Language is my preferred milieu (I am, by vocation, a writer).  Language is equally my nemesis.  Every year the good folks responsible for dictionary inclusion of hitherto unlisted words determine their choices.  At some point in an unremarkable, modern history, an academic phrase gained wider usage and “Cultural Appropriation” was endorsed.

But only in recent years has that phrase become a cudgel.  Writers, visual artists, and all forms of creators now struggle with the moral implications of stealing from a people or a place they were not born to.  I am no exception.

I have written, for these past 26 years, about the ancient Native Hawaiian culture.  I am not Native Hawaiian.  I have largely escaped censure for a singular reason:  I am married to a Native Hawaiian cultural practitioner – a Kahu – and I have couched my observations and opinions largely by referencing his own words. 

I write not a single word about my husband’s people or culture without hiding firmly behind his rather substantial physical and spiritual presence.  He hears my words and agrees or disagrees to them before they are published.

For most of these years, we have spoken publicly together.  He speaks of his ancient practices; I speak of my immersion as a stranger into those practices, and how much it both asked and gifted.

 I was not a child when we met and married.  I had a fully formed identity. I was an author and single mother for many years.  I owned a home elsewhere, and taught writing workshops to support my sons.

When ‘Iokepa and I speak in our varied venues, I look at the Hawaiian faces scattered among our Caucasian audiences and I announce upfront: “I am a Jewish woman from Baltimore and I have culture up to here” (my hand choking at my neck).  There’s usually laughter.  Then I say: “My mother taught me how to be a good guest.  I am a guest of the Native Hawaiian people.”  I watch the indigenous faces relax. 
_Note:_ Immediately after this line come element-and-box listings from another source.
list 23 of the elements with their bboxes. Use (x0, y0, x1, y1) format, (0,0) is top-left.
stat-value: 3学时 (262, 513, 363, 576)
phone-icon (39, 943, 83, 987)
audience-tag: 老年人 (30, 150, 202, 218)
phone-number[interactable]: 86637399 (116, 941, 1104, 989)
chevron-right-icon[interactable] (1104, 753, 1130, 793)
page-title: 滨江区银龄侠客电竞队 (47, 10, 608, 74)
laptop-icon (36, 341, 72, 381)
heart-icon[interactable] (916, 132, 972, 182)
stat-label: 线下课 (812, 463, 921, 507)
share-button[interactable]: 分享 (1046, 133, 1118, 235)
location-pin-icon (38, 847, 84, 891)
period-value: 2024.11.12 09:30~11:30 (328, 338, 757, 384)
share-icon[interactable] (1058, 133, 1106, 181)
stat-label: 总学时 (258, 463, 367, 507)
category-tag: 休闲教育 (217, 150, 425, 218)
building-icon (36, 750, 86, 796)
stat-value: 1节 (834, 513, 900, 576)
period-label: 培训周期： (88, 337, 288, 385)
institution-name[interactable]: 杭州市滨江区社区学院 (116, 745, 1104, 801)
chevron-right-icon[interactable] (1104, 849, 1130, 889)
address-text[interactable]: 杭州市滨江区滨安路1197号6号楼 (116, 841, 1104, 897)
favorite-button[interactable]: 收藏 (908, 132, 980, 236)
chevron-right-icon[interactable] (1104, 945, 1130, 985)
I have once, only once, erred in speaking my presumed deeper cultural knowledge to a Native Hawaiian woman.  Her outraged response (“I hate it when a non-Hawaiian tells me…!”) cured me of any impulse to “know better than…”  I do not.  I cannot.  I have not lived the fullness of that crushing colonization, nor the generous gifts of the ancestral wisdom.

So yes, my husband ‘Iokepa Hanalei ‘Imaikalani righteously insists: “Cultural appropriation is hurtful, since someone is assuming the identity of a group without having faced the suffering and discrimination that group endured.”

But I respond:  I have something to say, and what I have to say cannot be said by a Native Hawaiian.  I have a singular lived-experience – and yes, it has been adjacent to their culture and within their homeland – but it is not theirs.  And from that experience comes art.

I write now, neither to silence nor preempt the authenticity of my husband or his people.   I presume, rather, to speak on behalf of creators, of the act of creation, of making art.  I speak of the necessity to remove just about every single boundary that stifles the creative force.

My lifelong friend is a gifted fine art photographer, a bold artist in a world of definitionally bold artists. She doesn’t scare easily.  Yet. as we speak, she’s terrified to release her powerful images from several years’ work in Vietnam.  She is not Vietnamese.

In a climate of outraged condemnation of any artist who dares write, paint, or speak from a culture not her own, too many are silenced.

So, here we are, the good-hearted, well-meaning among us: those who already feel aligned with the interests of the oppressed, colonized, and othered people of the world.  And here we are again, so often the artists - the creators of something new.  We are the very same good folks, needlessly at odds with ourselves.

Let’s step back for a moment here.  I refuse to feel that conflict.  I am not ‘Iokepa, the Native.  I am Inette, the writer.  I have lived 26 years among a people who I clearly have experienced through my own heart and my own eyes.  I – and frankly every creative observer – has that right and necessity.

And as with all serious works of art, we can love them, hate them, be educated by them – or refuse to look.  That choice is ours.